Voilà pourquoi les prophètes tressaillaient de bonheur avant sa naissance, les femmes prédisaient l’avenir, Jean se mouvait dans le sein de sa mère. Joseph montra donc une grande philosophie, puisqu'il n'accusa pas sa femme, ne lui reprocha rien, et ne songeait qu'à la renvoyer. Dans de telles conjonctures, au milieu de tant de complications, un ange survient et résout toutes les difficultés. On se demande ici pourquoi l'ange ne parla pas avant que l'homme fût assailli de telles pensées, et ne se présenta que lorsqu'elles avaient déjà pris leur cours ; car l'historien dit : «Tandis qu'il avait cette pensée, un ange vint. » Avant cela cependant, un messager céleste s'était rendu auprès de sa femme ; et de là une autre question : Si l'ange n'avait rien dit à l'homme, pourquoi la Vierge garda-t-elle le silence sur ce qu'elle avait entendu, et ne dissipa-t-elle pas les angoisses dont elle avait dû. s'apercevoir ? Mais d’abord, pourquoi l'ange lui-même ne parla-t-il pas à Joseph avant que le trouble s'en fût emparé ? Car il importe de commencer par résoudre la première question, Pourquoi donc ce silence ? Pour que Joseph ne refusât pas de croire et n'éprouvât pas le sort de Zacharie.
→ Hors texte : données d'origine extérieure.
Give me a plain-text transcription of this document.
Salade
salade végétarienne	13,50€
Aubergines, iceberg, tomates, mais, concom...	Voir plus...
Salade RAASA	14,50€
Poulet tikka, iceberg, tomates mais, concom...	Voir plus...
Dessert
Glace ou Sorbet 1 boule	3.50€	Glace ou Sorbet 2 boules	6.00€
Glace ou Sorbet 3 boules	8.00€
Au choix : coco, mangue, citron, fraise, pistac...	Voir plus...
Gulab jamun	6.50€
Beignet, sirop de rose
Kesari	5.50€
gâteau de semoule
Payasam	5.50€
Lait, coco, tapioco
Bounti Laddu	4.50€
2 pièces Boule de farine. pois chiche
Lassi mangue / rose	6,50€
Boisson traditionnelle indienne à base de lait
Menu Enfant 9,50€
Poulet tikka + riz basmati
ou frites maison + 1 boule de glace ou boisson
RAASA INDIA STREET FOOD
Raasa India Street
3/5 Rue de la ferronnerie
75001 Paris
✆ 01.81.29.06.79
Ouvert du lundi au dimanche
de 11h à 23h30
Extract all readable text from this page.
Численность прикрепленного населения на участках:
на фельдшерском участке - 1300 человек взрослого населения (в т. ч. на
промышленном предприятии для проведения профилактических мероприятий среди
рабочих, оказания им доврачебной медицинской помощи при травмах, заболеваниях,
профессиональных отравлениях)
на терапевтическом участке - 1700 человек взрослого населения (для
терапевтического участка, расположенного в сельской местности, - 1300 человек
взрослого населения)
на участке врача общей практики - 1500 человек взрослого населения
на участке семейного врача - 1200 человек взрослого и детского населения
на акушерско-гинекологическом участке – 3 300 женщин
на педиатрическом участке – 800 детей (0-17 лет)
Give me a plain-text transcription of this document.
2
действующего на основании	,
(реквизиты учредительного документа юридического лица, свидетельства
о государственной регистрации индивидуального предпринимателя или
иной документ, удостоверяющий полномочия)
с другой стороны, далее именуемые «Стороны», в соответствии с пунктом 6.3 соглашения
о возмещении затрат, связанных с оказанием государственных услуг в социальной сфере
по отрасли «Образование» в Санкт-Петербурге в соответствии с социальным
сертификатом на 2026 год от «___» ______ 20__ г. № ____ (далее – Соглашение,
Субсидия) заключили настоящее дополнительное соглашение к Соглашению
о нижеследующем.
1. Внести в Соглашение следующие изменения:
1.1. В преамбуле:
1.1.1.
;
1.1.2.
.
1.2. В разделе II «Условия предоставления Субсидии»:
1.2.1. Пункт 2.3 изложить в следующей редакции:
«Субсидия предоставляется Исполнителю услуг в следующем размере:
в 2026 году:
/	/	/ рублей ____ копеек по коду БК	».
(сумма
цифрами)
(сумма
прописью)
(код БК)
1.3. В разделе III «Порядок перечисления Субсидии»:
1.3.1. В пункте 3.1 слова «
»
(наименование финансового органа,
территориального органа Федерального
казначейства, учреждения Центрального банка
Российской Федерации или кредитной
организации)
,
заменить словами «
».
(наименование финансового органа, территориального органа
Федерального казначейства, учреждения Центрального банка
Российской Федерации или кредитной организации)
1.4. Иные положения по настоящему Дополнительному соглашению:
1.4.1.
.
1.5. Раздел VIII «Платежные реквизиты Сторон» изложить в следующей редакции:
La chose étant sous ses yeux, la foi ne lui était plus difficile ; mais , quand rien ne s'annonçait encore , il n'eût pas aisément accepté de semblables paroles. C'est pour cela que l'ange ne parla pas au commencement ; et telle est aussi la raison du silence de la Vierge. Elle n'eût pas cru que son époux dût ajouter foi à sa parole concernant un fait aussi étrange et non encore réalisé ; elle eût même craint d'exciter un sentiment de colère et de paraître cacher un crime commis. Elle qui devait être favorisée d'une si grande grâce, éprouvait bien toutefois quelque chose d'humain, quand elle disait : « Comment cela serait-il, puisque je ne connais pas d'homme?» Luc., i, 34. A plus forte raison Joseph aurait-il douté, l'assertion provenant d'une femme qui semblait par là même se rendre suspecte.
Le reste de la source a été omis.